Dr Joe Lee, a consultant at National University Hospital's department of urology, said many studies have linked ED to cardiovascular disease, since both share similar risk factors of diabetes, high cholesterol, smoking, obesity, hypertension and ageing.

"When blood vessels in the body become blocked or narrowed, those in the penis are not spared either," said Dr Lee.

Mr Tan (in the main story) suffers from diabetes, ischaemic heart disease and hypogonadism, also known as testosterone deficiency syndrome, so it is perhaps not surprising that he also suffers from ED.

Doctors said the shock wave therapy can be offered to men with varying degrees of ED at different treatment points, helping to plug existing gaps in treatment.

Dr Ho Siew Hong, medical director of the Sincere Medical Specialist Center for Men, thinks it may help the 20 per cent of men who have such severe dysfunction that they do not respond to phosphodiesterase-5 (PDE-5) inhibitors at all.

Of the rest who do respond, half may find the drugs ineffective after five to 10 years, when any underlying vascular disease worsens, he said.

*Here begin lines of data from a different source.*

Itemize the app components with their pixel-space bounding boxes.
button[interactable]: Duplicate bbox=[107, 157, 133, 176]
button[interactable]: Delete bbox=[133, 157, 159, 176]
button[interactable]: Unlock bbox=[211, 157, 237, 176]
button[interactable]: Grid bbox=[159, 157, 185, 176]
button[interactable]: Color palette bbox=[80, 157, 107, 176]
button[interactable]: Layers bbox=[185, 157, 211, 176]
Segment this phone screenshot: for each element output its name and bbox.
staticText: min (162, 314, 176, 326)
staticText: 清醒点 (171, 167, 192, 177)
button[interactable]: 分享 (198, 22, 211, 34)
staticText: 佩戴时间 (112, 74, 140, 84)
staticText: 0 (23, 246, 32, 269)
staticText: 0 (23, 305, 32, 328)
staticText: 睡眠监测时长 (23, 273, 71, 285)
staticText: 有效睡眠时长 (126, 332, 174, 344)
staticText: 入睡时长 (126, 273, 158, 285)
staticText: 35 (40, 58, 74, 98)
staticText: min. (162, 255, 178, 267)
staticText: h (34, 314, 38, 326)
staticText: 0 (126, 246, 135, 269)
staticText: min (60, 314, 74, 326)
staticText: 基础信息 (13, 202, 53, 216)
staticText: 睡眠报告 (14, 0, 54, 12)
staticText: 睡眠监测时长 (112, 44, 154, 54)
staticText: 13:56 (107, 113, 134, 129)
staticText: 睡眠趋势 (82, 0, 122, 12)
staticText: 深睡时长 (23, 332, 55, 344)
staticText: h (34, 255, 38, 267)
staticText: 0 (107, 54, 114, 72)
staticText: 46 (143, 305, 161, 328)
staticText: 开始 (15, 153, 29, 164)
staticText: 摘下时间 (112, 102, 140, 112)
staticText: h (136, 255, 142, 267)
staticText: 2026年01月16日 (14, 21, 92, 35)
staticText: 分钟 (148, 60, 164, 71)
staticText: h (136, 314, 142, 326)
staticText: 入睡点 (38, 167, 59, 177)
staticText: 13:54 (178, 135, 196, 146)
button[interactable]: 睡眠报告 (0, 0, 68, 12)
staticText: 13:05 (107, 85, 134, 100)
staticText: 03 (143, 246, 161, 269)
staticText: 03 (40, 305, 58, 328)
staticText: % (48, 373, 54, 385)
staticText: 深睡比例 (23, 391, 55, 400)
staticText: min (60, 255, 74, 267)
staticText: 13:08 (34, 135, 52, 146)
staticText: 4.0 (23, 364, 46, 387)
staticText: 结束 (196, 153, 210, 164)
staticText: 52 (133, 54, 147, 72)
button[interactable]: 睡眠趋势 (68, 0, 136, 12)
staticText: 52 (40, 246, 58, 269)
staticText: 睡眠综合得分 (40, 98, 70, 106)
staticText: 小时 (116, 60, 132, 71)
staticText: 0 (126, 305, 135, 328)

In addition, those who are taking nitrate-containing drugs for heart conditions cannot take PDE-5 inhibitors because the drugs, when taken in combination, can lower blood pressure to a potentially life-threatening level.

And up to 10 per cent of those who repeatedly use injections may develop scar tissue and a condition called Peyronie's disease, where the erect penis deviates to one side.

For all these men, shock wave therapy, which has no reported side effects so far, may be useful.

Promising results are being reported. One year of study of 20 men with mild to moderate ED showed that six months after treatment, 10 still had spontaneous erections and did not require PDE-5 inhibitors.

In another study, 29 men who had severe ED, multiple cardiovascular risk factors and who responded poorly to oral drugs were tracked after receiving shock wave therapy. Two months later, 21 men could have sex with PDE-5 inhibitors while eight did not require any medication.

Prof Lim has analysed the results of 52 men who had the therapy here and said 43 were able to have sex successfully on their own afterwards.

The treatment also appeared to reduce the condition's severity in 35 men, as they responded to oral drugs, when they previously did not.

None reported pain or side effects during or after treatment.

With shock wave therapy being relatively more expensive, doctors are unsure it will be as well received as the oral drugs.

At Prof Lim's clinic, one cycle of shock wave treatment - comprising six sessions over three weeks - costs about $3,600.

However, a box of four PDE-5 inhibitors - each taken prior to sex - costs between $80 and $100; while a month's supply of daily, low-dose PDE-5 inhibitors costs $200, said Dr Simon Chong, a consultant urologist at Pacific Healthcare Specialist Centre at Paragon. Each penile injection costs between $30 and $80, he added.

But doctors are hopeful that the latest treatment option will take off.

Said Dr Chong: "If you think about it, you cannot put a price on the ability to have an erection whenever you want to, without having to take a pill or have an injection."